Ein um Machterhalt bangender König, ein mit dem Fresssack und Saufbold abhängender Kronprinz, Verschwörungen, blutige Schlachten, und alles in einer gewaltigen Sprache - Shakespeares Doppeldrama "Henry IV" (1597/98) traut man auf Anhieb keinem kleinen freien Haus zu. Diesen Zweifel hat der Pasinger Viel-Lärm-um-Nichts-Prinzipal Andreas Seyferth als Herausforderung genommen.

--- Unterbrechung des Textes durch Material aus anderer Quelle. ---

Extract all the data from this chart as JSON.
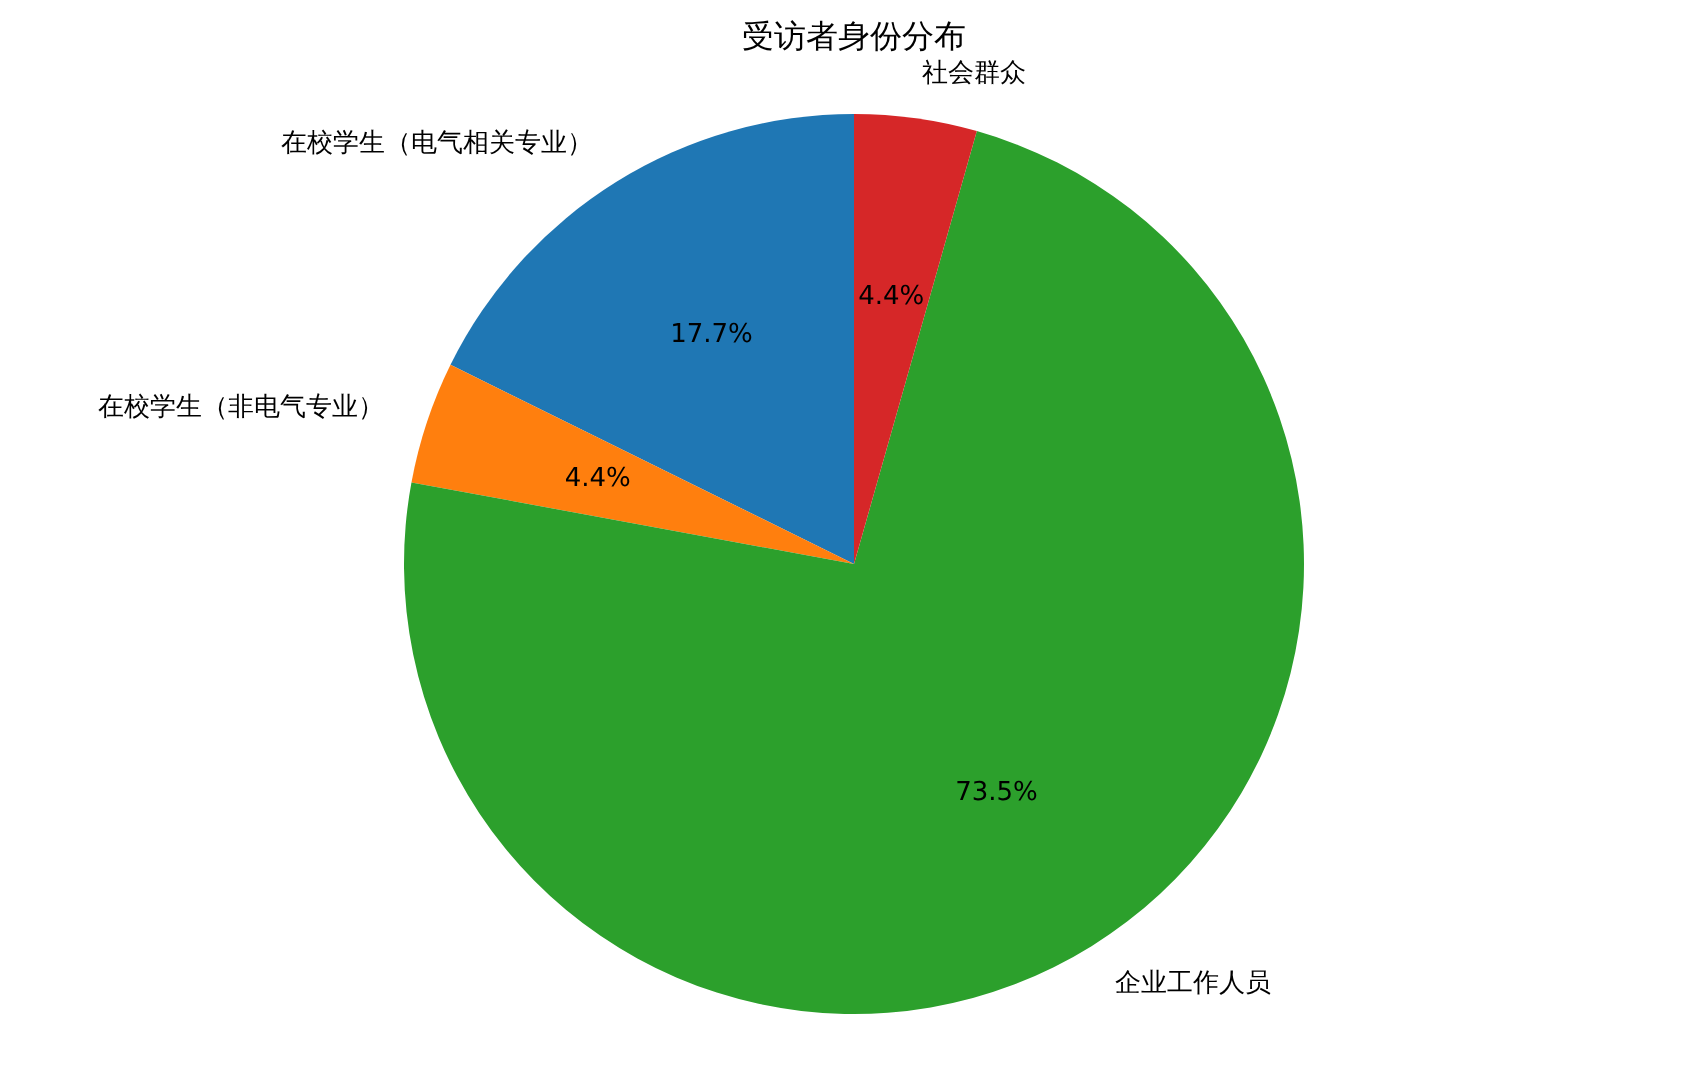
{
  "chart_data": {
    "type": "pie",
    "title": "受访者身份分布",
    "categories": [
      "在校学生（电气相关专业）",
      "在校学生（非电气专业）",
      "企业工作人员",
      "社会群众"
    ],
    "values": [
      17.7,
      4.4,
      73.5,
      4.4
    ],
    "value_labels": [
      "17.7%",
      "4.4%",
      "73.5%",
      "4.4%"
    ],
    "colors": [
      "#1f77b4",
      "#ff7f0e",
      "#2ca02c",
      "#d62728"
    ]
  }
}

Wer nicht unbedingt auf Regietheater und Aktualisierung steht, dem sei der von Theater-Co-Chefin Margrit Carls sprachlich flott heutig eingedampfter Historienkoloss zwischen hoher Machtpolitik und Falstaff'schem Lebenswitz im kleinkriminellen Schlaraffenwinkel empfohlen…

… Seyferths Schauspieler haben, was heute nicht selbstverständlich ist, eine exzellente Sprechtechnik: von Hubert Bail als Heinrich IV bis Hannes Berg als Sohn Hal – der auch den Wandel vom scheinbaren Hallodri zum verantwortungsbewussten Thronfolger glaubhaft darstellt. Und bei den Falstaffianern flutschen nur so die humorvoll übersetzten zungenbrecherischen Schimpfwort-Kanonaden.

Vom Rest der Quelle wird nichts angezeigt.